Anche in tempi in cui le immagini corrono più
veloci delle parole, la fotografia ha mantenuto una dimensione in cui cercare
la profondità in due semplici coordinate, alla fine. Ridurre uno spazio a tre
dimensioni (più quella, non relativa, del tempo) a un ordine verticale e
orizzontale, dove si concentra lo sguardo, la luce, l’impressione e insieme
cercare di saldare “realtà e immagine nella nostra società”, come dice il
sottotitolo di Sulla fotografia, è ancora qualcosa che merita di essere
considerato niente altro che arte anche quando lo scopo, l’obiettivo è diverso
perché comunque “la fotografia è diventata uno dei principali meccanismi per
provare qualcosa, per dare una sembianza di partecipazione”. Va ricordato che Sulla
fotografia
è del 1977 e se Susan Sontag non poteva immaginare cosa sarebbe successo con la
rete in tutte le sue derivazioni, aveva già compreso, e molto bene, cosa stava
facendo l’altro strumento che ha fagocitato le immagini e la nostra stessa
percezione, perché “la televisione è un susseguirsi ininterrotto di immagini,
ognuna delle quali cancella quella che la precede” e non è una constatazione
relativa. Nella sua prospettiva “la realtà è sempre letta attraverso i rapporti
che ne forniscono le immagini” e le analisi allineate da Sulla fotografia sono impietose: “le
immagini paralizzano. Le immagini anestetizzano” ed è dunque una sorta di
filosofia dell’ottica, un’etica della visione quella che viene sottolineata
perché “collezionare fotografie è collezionare il mondo”. Se è vero, non è così
lineare dato che, come scrive Susan Sontag, la fotografia consiste comunque “in
uno spiegamento di frammenti casuali, in un modo di misurarsi con il mondo che
è insieme infinitamente allettante e intensamente riduttivo”. Si capisce allora
il senso della definizione, citata a proposito, che Berenice Abbott offre del
fotografo come “l’essere contemporaneo per eccellenza; attraverso i suoi occhi
l’oggi diventa passato” e in effetti Sulla fotografia condensa la pittura, il
cinema, le arti in generale e l’informazione nello specifico perché poi, come
scrive Susan Sontag “il desiderio non ha storia, o almeno è sempre vissuto come
qualcosa che è tutto in primo piano, tutto immediato. E’ suscitato da archetipi
ed è, in tal senso, astratto. I sentimenti morali invece sono radicati nella
storia, dove le persone sono sempre concrete e le situazioni sempre
specifiche”. La conclusione di Susan Sontag è che “noi abbiamo un’idea moderna
del bello, la bellezza non è insita in nulla; bisogna trovarla, con un altro
modo di vedere” e Sulla fotografia finisce con una “breve antologia di citazioni”

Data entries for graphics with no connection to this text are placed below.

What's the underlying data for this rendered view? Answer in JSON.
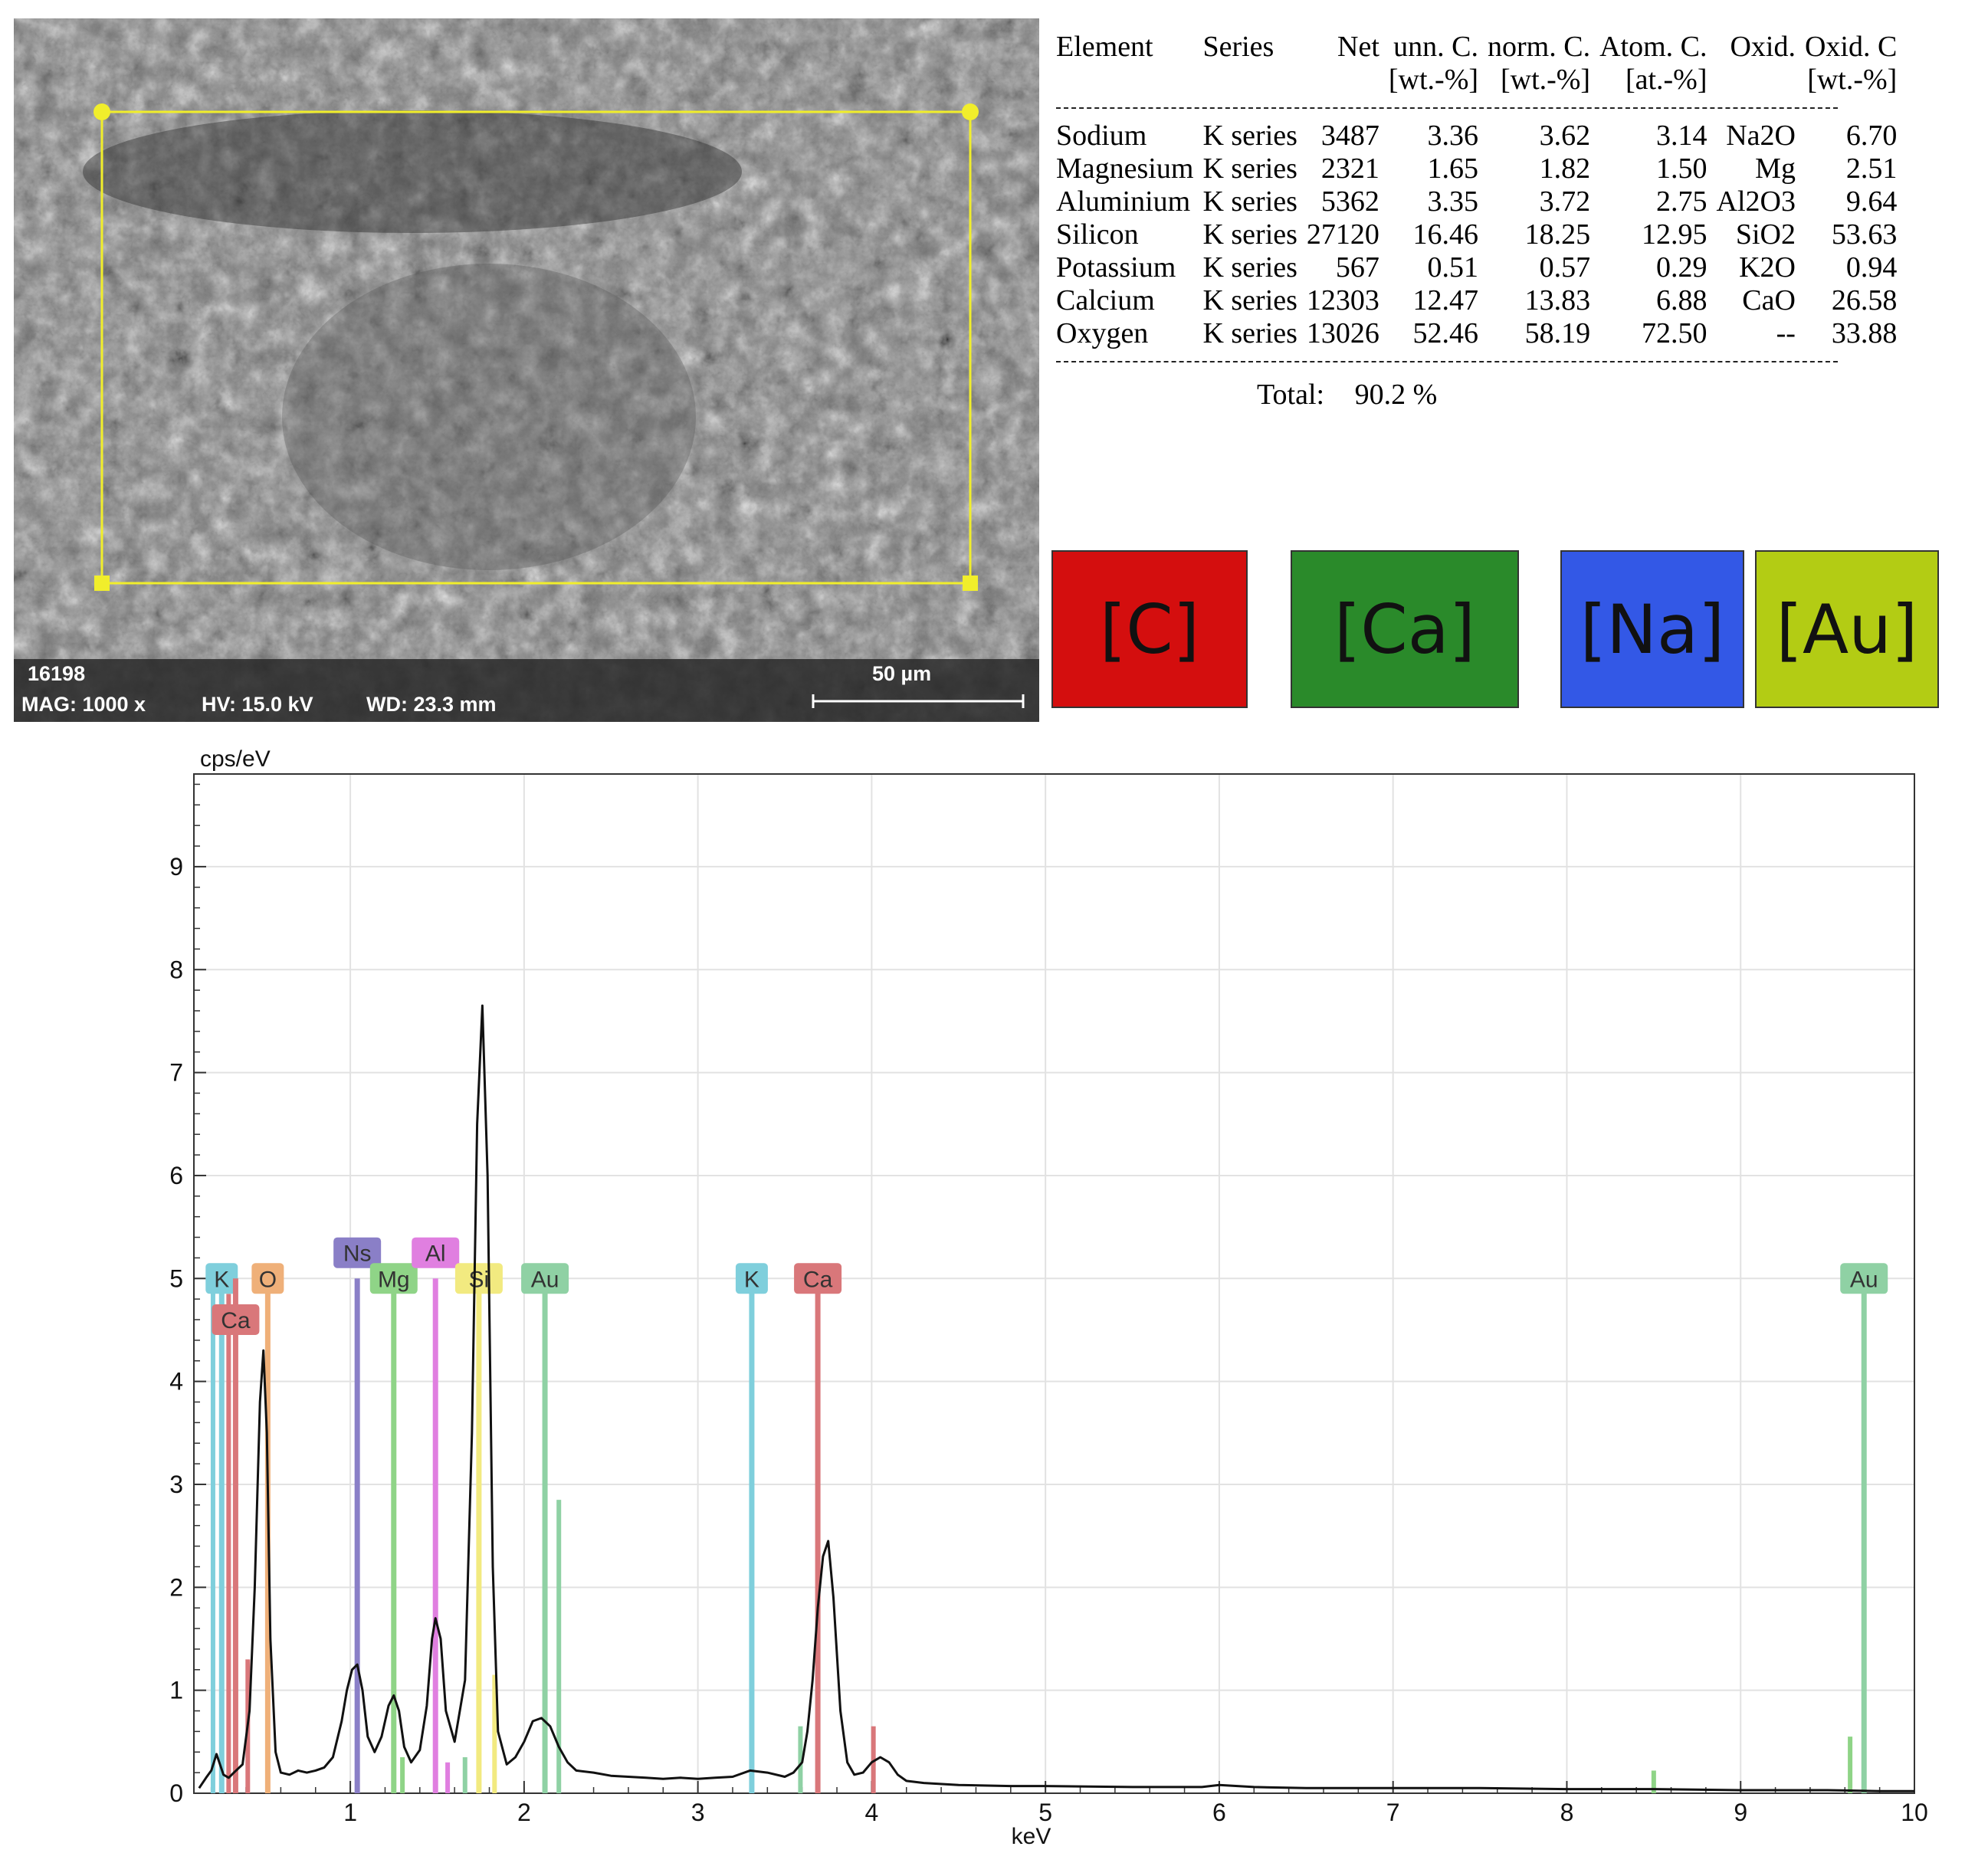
{
  "sem_image": {
    "sample_id": "16198",
    "mag": "MAG: 1000 x",
    "hv": "HV: 15.0 kV",
    "wd": "WD: 23.3 mm",
    "scale_bar": "50 µm"
  },
  "results_table": {
    "headers": [
      "Element",
      "Series",
      "Net",
      "unn. C.",
      "norm. C.",
      "Atom. C.",
      "Oxid.",
      "Oxid. C"
    ],
    "units": [
      "",
      "",
      "",
      "[wt.-%]",
      "[wt.-%]",
      "[at.-%]",
      "",
      "[wt.-%]"
    ],
    "rows": [
      [
        "Sodium",
        "K series",
        "3487",
        "3.36",
        "3.62",
        "3.14",
        "Na2O",
        "6.70"
      ],
      [
        "Magnesium",
        "K series",
        "2321",
        "1.65",
        "1.82",
        "1.50",
        "Mg",
        "2.51"
      ],
      [
        "Aluminium",
        "K series",
        "5362",
        "3.35",
        "3.72",
        "2.75",
        "Al2O3",
        "9.64"
      ],
      [
        "Silicon",
        "K series",
        "27120",
        "16.46",
        "18.25",
        "12.95",
        "SiO2",
        "53.63"
      ],
      [
        "Potassium",
        "K series",
        "567",
        "0.51",
        "0.57",
        "0.29",
        "K2O",
        "0.94"
      ],
      [
        "Calcium",
        "K series",
        "12303",
        "12.47",
        "13.83",
        "6.88",
        "CaO",
        "26.58"
      ],
      [
        "Oxygen",
        "K series",
        "13026",
        "52.46",
        "58.19",
        "72.50",
        "--",
        "33.88"
      ]
    ],
    "total_label": "Total:",
    "total_value": "90.2 %"
  },
  "element_maps": [
    {
      "label": "[C]",
      "color": "#d40e0e"
    },
    {
      "label": "[Ca]",
      "color": "#2a8a2a"
    },
    {
      "label": "[Na]",
      "color": "#3358e6"
    },
    {
      "label": "[Au]",
      "color": "#b3cc14"
    }
  ],
  "chart_data": {
    "type": "line",
    "xlabel": "keV",
    "ylabel": "cps/eV",
    "xlim": [
      0.1,
      10
    ],
    "ylim": [
      0,
      9.9
    ],
    "xticks": [
      1,
      2,
      3,
      4,
      5,
      6,
      7,
      8,
      9,
      10
    ],
    "yticks": [
      0,
      1,
      2,
      3,
      4,
      5,
      6,
      7,
      8,
      9
    ],
    "grid": true,
    "series": [
      {
        "x": [
          0.13,
          0.17,
          0.2,
          0.23,
          0.27,
          0.3,
          0.33,
          0.38,
          0.42,
          0.45,
          0.48,
          0.5,
          0.52,
          0.54,
          0.57,
          0.6,
          0.65,
          0.7,
          0.75,
          0.8,
          0.85,
          0.9,
          0.95,
          0.98,
          1.01,
          1.04,
          1.07,
          1.1,
          1.14,
          1.18,
          1.22,
          1.25,
          1.28,
          1.31,
          1.35,
          1.4,
          1.44,
          1.47,
          1.49,
          1.52,
          1.55,
          1.6,
          1.66,
          1.7,
          1.73,
          1.76,
          1.79,
          1.82,
          1.85,
          1.9,
          1.95,
          2.0,
          2.05,
          2.1,
          2.15,
          2.2,
          2.25,
          2.3,
          2.4,
          2.5,
          2.6,
          2.7,
          2.8,
          2.9,
          3.0,
          3.1,
          3.2,
          3.3,
          3.4,
          3.5,
          3.55,
          3.6,
          3.63,
          3.66,
          3.69,
          3.72,
          3.75,
          3.78,
          3.82,
          3.86,
          3.9,
          3.95,
          4.0,
          4.05,
          4.1,
          4.15,
          4.2,
          4.3,
          4.5,
          4.8,
          5.0,
          5.5,
          5.9,
          6.0,
          6.2,
          6.5,
          7.0,
          7.5,
          8.0,
          8.5,
          9.0,
          9.5,
          9.8,
          10.0
        ],
        "y": [
          0.05,
          0.15,
          0.22,
          0.38,
          0.18,
          0.15,
          0.2,
          0.28,
          0.8,
          2.0,
          3.8,
          4.3,
          3.5,
          1.5,
          0.4,
          0.2,
          0.18,
          0.22,
          0.2,
          0.22,
          0.25,
          0.35,
          0.7,
          1.0,
          1.2,
          1.25,
          1.0,
          0.55,
          0.4,
          0.55,
          0.85,
          0.95,
          0.8,
          0.45,
          0.3,
          0.42,
          0.85,
          1.5,
          1.7,
          1.5,
          0.8,
          0.5,
          1.1,
          3.5,
          6.5,
          7.65,
          6.0,
          2.2,
          0.6,
          0.28,
          0.35,
          0.5,
          0.7,
          0.73,
          0.65,
          0.45,
          0.3,
          0.22,
          0.2,
          0.17,
          0.16,
          0.15,
          0.14,
          0.15,
          0.14,
          0.15,
          0.16,
          0.22,
          0.2,
          0.16,
          0.2,
          0.3,
          0.6,
          1.1,
          1.8,
          2.3,
          2.45,
          1.9,
          0.8,
          0.3,
          0.18,
          0.2,
          0.3,
          0.35,
          0.3,
          0.18,
          0.12,
          0.1,
          0.08,
          0.07,
          0.07,
          0.06,
          0.06,
          0.08,
          0.06,
          0.05,
          0.05,
          0.05,
          0.04,
          0.04,
          0.03,
          0.03,
          0.02,
          0.02
        ]
      }
    ],
    "markers": [
      {
        "label": "K",
        "x": 0.26,
        "height": 5.0,
        "color": "#7fcfdc",
        "label_y": 5.0
      },
      {
        "label": "Ca",
        "x": 0.34,
        "height": 5.0,
        "color": "#d9777a",
        "label_y": 4.6
      },
      {
        "label": "O",
        "x": 0.525,
        "height": 5.0,
        "color": "#efb079",
        "label_y": 5.0
      },
      {
        "label": "Ns",
        "x": 1.04,
        "height": 5.0,
        "color": "#8a7fc7",
        "label_y": 5.25
      },
      {
        "label": "Mg",
        "x": 1.25,
        "height": 5.0,
        "color": "#8fd487",
        "label_y": 5.0
      },
      {
        "label": "Al",
        "x": 1.49,
        "height": 5.0,
        "color": "#e07fe0",
        "label_y": 5.25
      },
      {
        "label": "Si",
        "x": 1.74,
        "height": 5.0,
        "color": "#f2ea80",
        "label_y": 5.0
      },
      {
        "label": "Au",
        "x": 2.12,
        "height": 5.0,
        "color": "#8fd1a4",
        "label_y": 5.0
      },
      {
        "label": "K",
        "x": 3.31,
        "height": 5.0,
        "color": "#7fcfdc",
        "label_y": 5.0
      },
      {
        "label": "Ca",
        "x": 3.69,
        "height": 5.0,
        "color": "#d9777a",
        "label_y": 5.0
      },
      {
        "label": "Au",
        "x": 9.71,
        "height": 5.0,
        "color": "#8fd1a4",
        "label_y": 5.0
      }
    ],
    "minor_lines": [
      {
        "x": 0.21,
        "height": 4.9,
        "color": "#7fcfdc"
      },
      {
        "x": 0.3,
        "height": 4.85,
        "color": "#d9777a"
      },
      {
        "x": 0.34,
        "height": 0.6,
        "color": "#8a7fc7"
      },
      {
        "x": 0.41,
        "height": 1.3,
        "color": "#d9777a"
      },
      {
        "x": 1.3,
        "height": 0.35,
        "color": "#8fd487"
      },
      {
        "x": 1.56,
        "height": 0.3,
        "color": "#e07fe0"
      },
      {
        "x": 1.66,
        "height": 0.35,
        "color": "#8fd1a4"
      },
      {
        "x": 1.83,
        "height": 1.15,
        "color": "#f2ea80"
      },
      {
        "x": 2.2,
        "height": 2.85,
        "color": "#8fd1a4"
      },
      {
        "x": 3.59,
        "height": 0.65,
        "color": "#8fd1a4"
      },
      {
        "x": 4.01,
        "height": 0.65,
        "color": "#d9777a"
      },
      {
        "x": 8.5,
        "height": 0.22,
        "color": "#8fd487"
      },
      {
        "x": 9.63,
        "height": 0.55,
        "color": "#8fd487"
      }
    ]
  }
}
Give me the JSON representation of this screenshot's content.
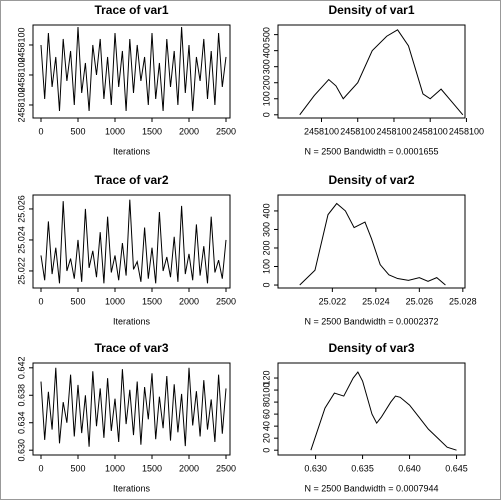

che in realtà costituiscono una solida e coerente appendice di suggerimenti,
una vera e propria mappa per interpretare l’immagine e la realtà. A maggior
ragione se ci si confronta, tra gli altri, con il brevissimo, concreto aforisma
di Frederick Sommer che dice: “La vita non è la realtà. Siamo noi che
infondiamo vita nelle pietre e nei ciottoli”. E’ la sintesi estrema di una
testimonianza che è molto più di un saggio Sulla fotografia.